When I lived in Atlanta, I worked at a well-known restaurant named Bacchanalia. One night after work, Chef Cliff took a few of us out to his friend's restaurant, Yakitori Denchan. We descended into this subterrain restaurant and there, behind the counter cooking skewers and cracking jokes, was this white guy with a Japanese headband. Before we knew it beer and sake were flowing and out came these little grilled tasty treats of various parts of chicken, skewered and dipped in an incredible sauce. Needless to say, I was hooked! I would go back as often as I could until, sadly, Dennis sold his shop - it would be years before I ate yakitori again.
Sushi, who doesn't love sushi? But there is something about the flavors of cooked Japanese food that appeals to my soul. That was what I wanted to learn more about and so I left Atlanta and moved to Napa Valley, where I worked for a Japanese chef, Hiro, of Terra. He spent years teaching me about Japanese cuisine, techniques and philosophies. When Hiro asked me to be his Executive Chef at ame, in San Francisco, I jumped at the chance. Ame was an amazing opportunity to take everything I learned about Japanese food and elevate it.
That was the start, but it wasn't until I was sitting at a dark and boisterous neighborhood yakitori shop in Osaka, Japan, drinking local sake and eating perfectly grilled chicken skewers, that I realized what I really missed was yakitori - this was what I wanted to cook and that was where nojo was born. I left ame and traveled Japan from Sapporo to Fukuoka exploring regional izakaya, sake breweries and yakitori shops sampling the amazing food that is found all over Japan.
At nojo, I want to offer the best of both cooking styles - yakitori with it's emphasis on the high quality ingredients, the chef's deft hands, and the special tare sauce, as well as and izakaya, where creative and seasonal small plates are offered in a fun relaxed and lively environment.
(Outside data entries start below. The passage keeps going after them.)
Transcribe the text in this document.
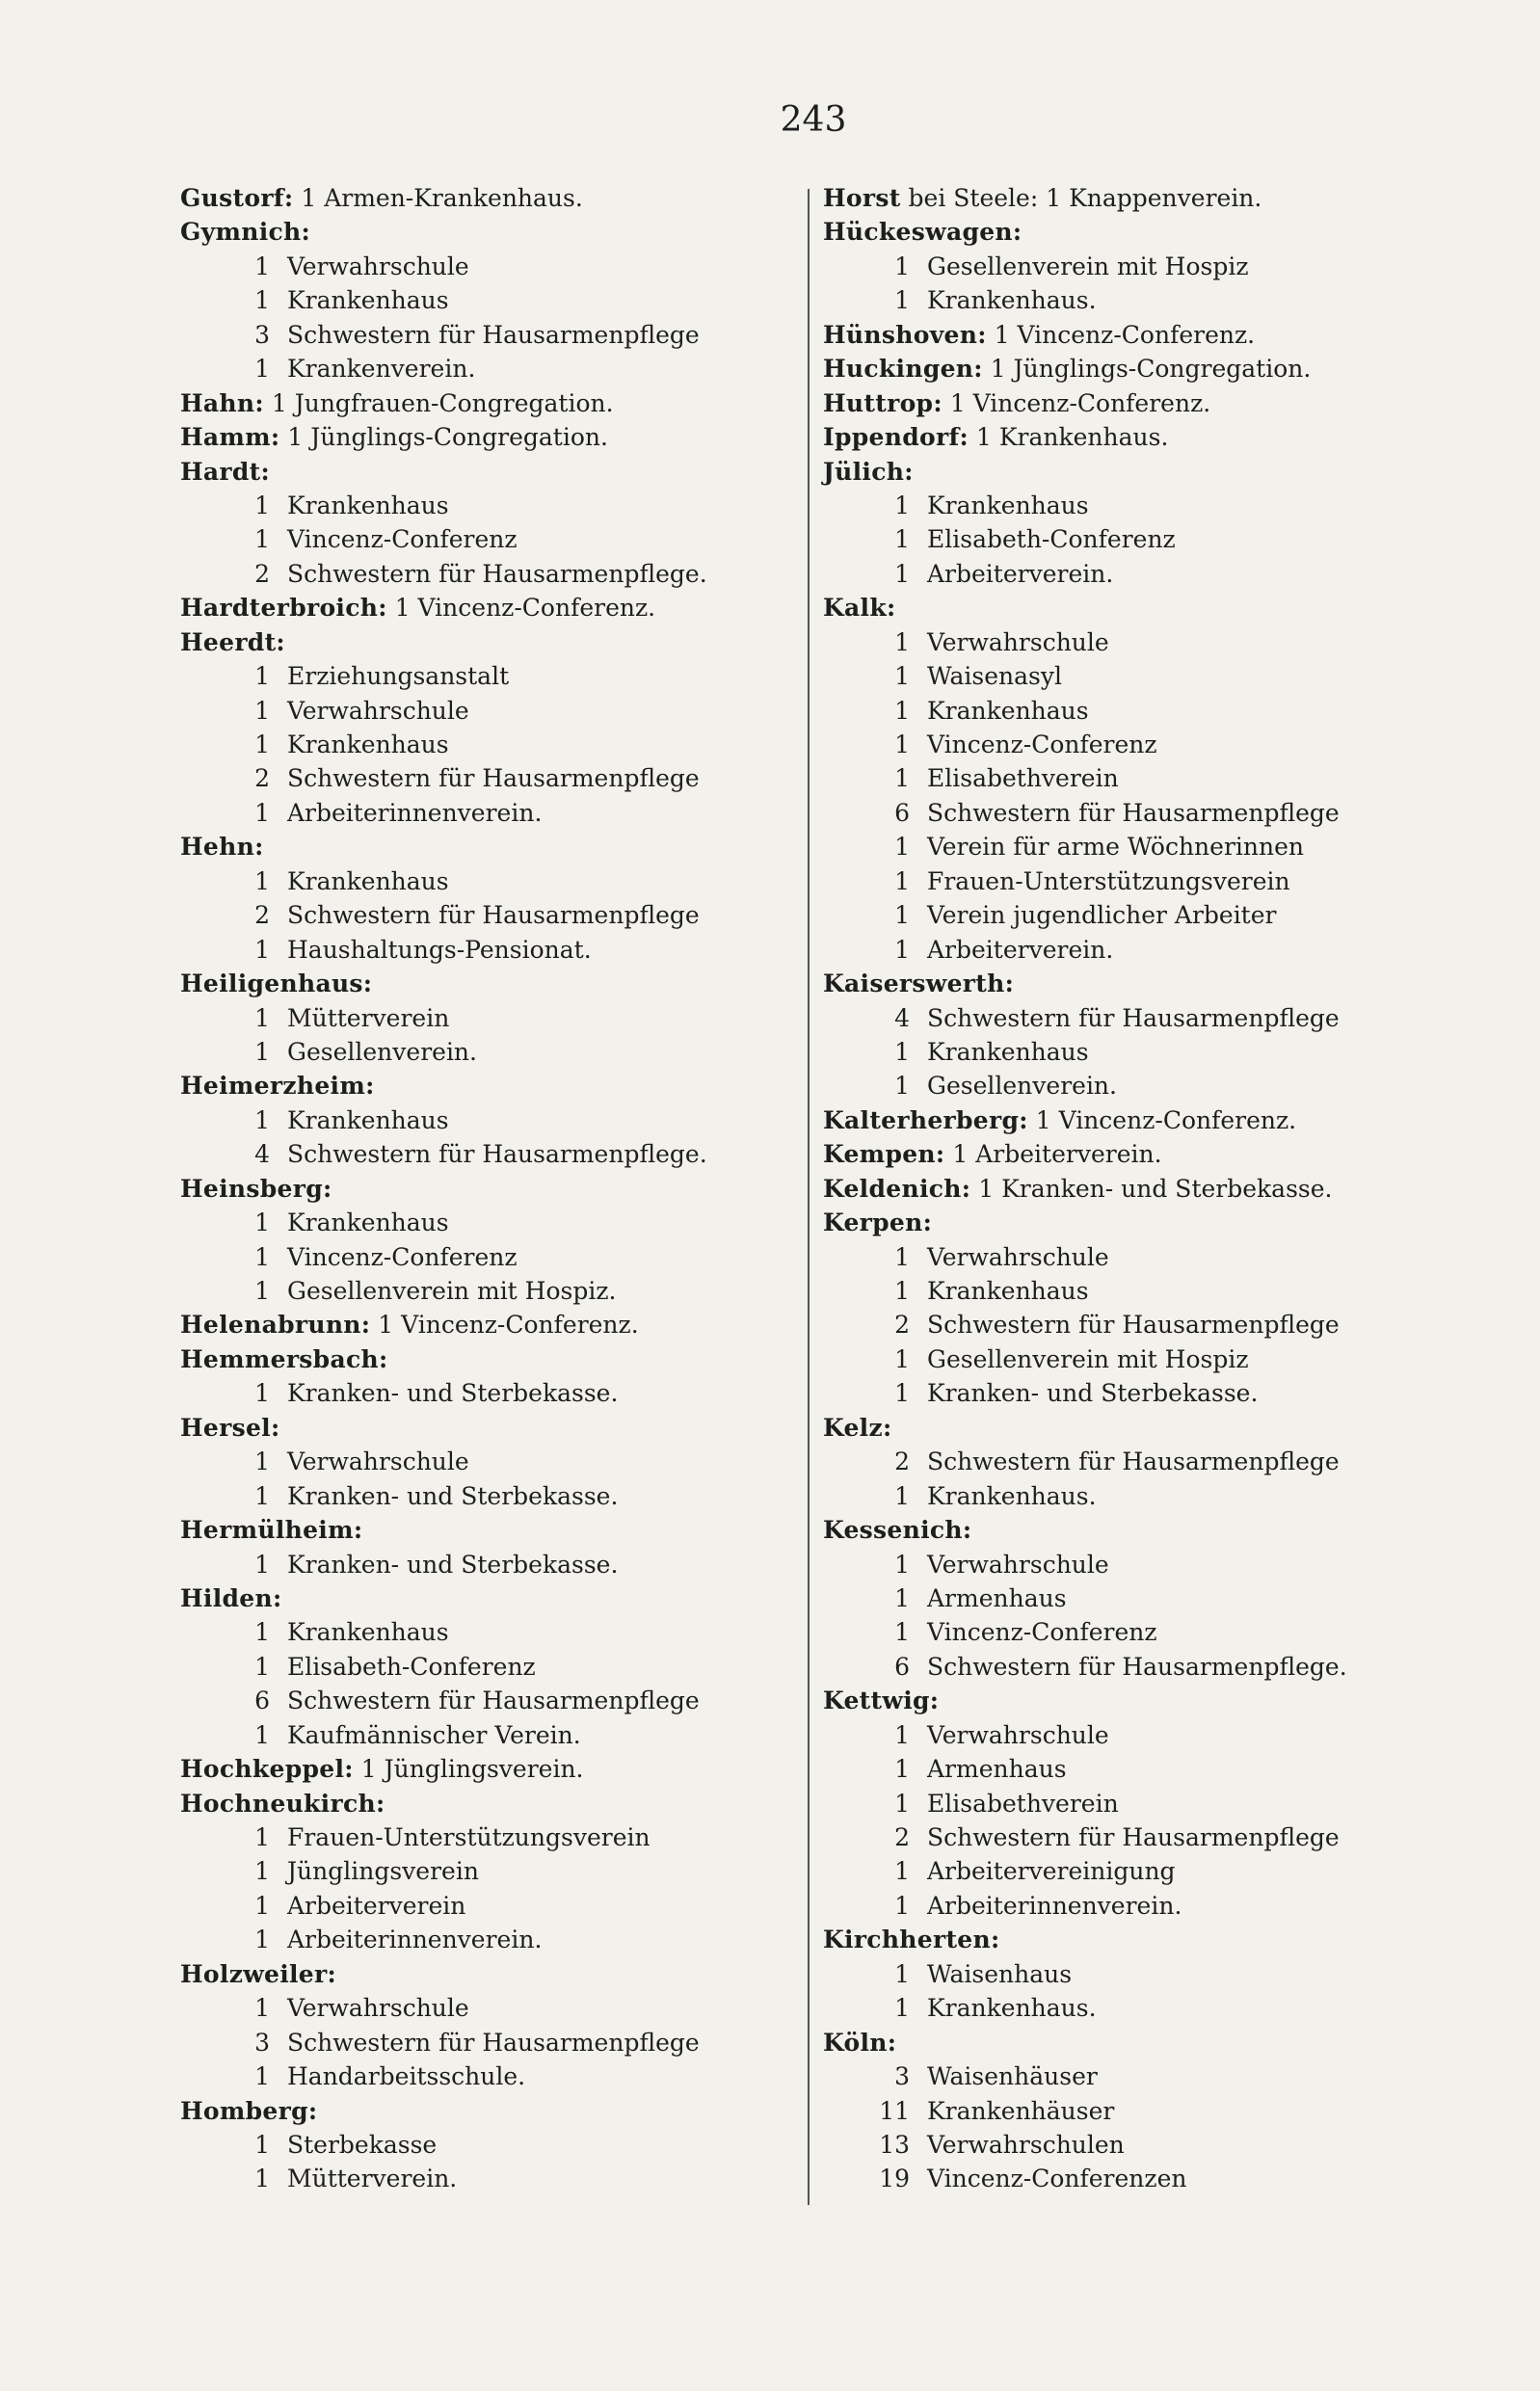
243
Gustorf: 1 Armen-Krankenhaus.
Gymnich:
1 Verwahrschule
1 Krankenhaus
3 Schwestern für Hausarmenpflege
1 Krankenverein.
Hahn: 1 Jungfrauen-Congregation.
Hamm: 1 Jünglings-Congregation.
Hardt:
1 Krankenhaus
1 Vincenz-Conferenz
2 Schwestern für Hausarmenpflege.
Hardterbroich: 1 Vincenz-Conferenz.
Heerdt:
1 Erziehungsanstalt
1 Verwahrschule
1 Krankenhaus
2 Schwestern für Hausarmenpflege
1 Arbeiterinnenverein.
Hehn:
1 Krankenhaus
2 Schwestern für Hausarmenpflege
1 Haushaltungs-Pensionat.
Heiligenhaus:
1 Mütterverein
1 Gesellenverein.
Heimerzheim:
1 Krankenhaus
4 Schwestern für Hausarmenpflege.
Heinsberg:
1 Krankenhaus
1 Vincenz-Conferenz
1 Gesellenverein mit Hospiz.
Helenabrunn: 1 Vincenz-Conferenz.
Hemmersbach:
1 Kranken- und Sterbekasse.
Hersel:
1 Verwahrschule
1 Kranken- und Sterbekasse.
Hermülheim:
1 Kranken- und Sterbekasse.
Hilden:
1 Krankenhaus
1 Elisabeth-Conferenz
6 Schwestern für Hausarmenpflege
1 Kaufmännischer Verein.
Hochkeppel: 1 Jünglingsverein.
Hochneukirch:
1 Frauen-Unterstützungsverein
1 Jünglingsverein
1 Arbeiterverein
1 Arbeiterinnenverein.
Holzweiler:
1 Verwahrschule
3 Schwestern für Hausarmenpflege
1 Handarbeitsschule.
Homberg:
1 Sterbekasse
1 Mütterverein.
Horst bei Steele: 1 Knappenverein.
Hückeswagen:
1 Gesellenverein mit Hospiz
1 Krankenhaus.
Hünshoven: 1 Vincenz-Conferenz.
Huckingen: 1 Jünglings-Congregation.
Huttrop: 1 Vincenz-Conferenz.
Ippendorf: 1 Krankenhaus.
Jülich:
1 Krankenhaus
1 Elisabeth-Conferenz
1 Arbeiterverein.
Kalk:
1 Verwahrschule
1 Waisenasyl
1 Krankenhaus
1 Vincenz-Conferenz
1 Elisabethverein
6 Schwestern für Hausarmenpflege
1 Verein für arme Wöchnerinnen
1 Frauen-Unterstützungsverein
1 Verein jugendlicher Arbeiter
1 Arbeiterverein.
Kaiserswerth:
4 Schwestern für Hausarmenpflege
1 Krankenhaus
1 Gesellenverein.
Kalterherberg: 1 Vincenz-Conferenz.
Kempen: 1 Arbeiterverein.
Keldenich: 1 Kranken- und Sterbekasse.
Kerpen:
1 Verwahrschule
1 Krankenhaus
2 Schwestern für Hausarmenpflege
1 Gesellenverein mit Hospiz
1 Kranken- und Sterbekasse.
Kelz:
2 Schwestern für Hausarmenpflege
1 Krankenhaus.
Kessenich:
1 Verwahrschule
1 Armenhaus
1 Vincenz-Conferenz
6 Schwestern für Hausarmenpflege.
Kettwig:
1 Verwahrschule
1 Armenhaus
1 Elisabethverein
2 Schwestern für Hausarmenpflege
1 Arbeitervereinigung
1 Arbeiterinnenverein.
Kirchherten:
1 Waisenhaus
1 Krankenhaus.
Köln:
3 Waisenhäuser
11 Krankenhäuser
13 Verwahrschulen
19 Vincenz-Conferenzen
At nojo in Hayes Valley my idea has come to fruition - the name came with the help of my friend Kinko, who, when I asked her for the Japanese word for farm, she told me 'nojo'. Without the best quality ingredients from the farms and ranches in the Bay Area, nojo could not be. So get out and support your local nojo!
chef/owner nojo restaurant
Service at nojo
At nojo, we practice a different service style than most. In my years in the restaurant business, the divide between the front and the back of the “house” has always frustrated me. It never felt right and it was not until I went to Japan and happened across the solution.
In Japan, many of the shops and restaurants are family owned and operated, staff members work together, doing everything that needs to be done, like, well like a family. ...I loved it. It created a communal environment that brought another level to the dining experience. The Japanese have something that is deep within their culture called Kikubari, it is hard to translate, but the best way to define this is a care, consideration and attention that is given to every facet of life.
Here at nojo we use kikubari to define our cuisine and our service style. Our goal is to be a neighborhood restaurant where everyone works together like a family to make our guests comfortable and at home. So get out and support your local nojo.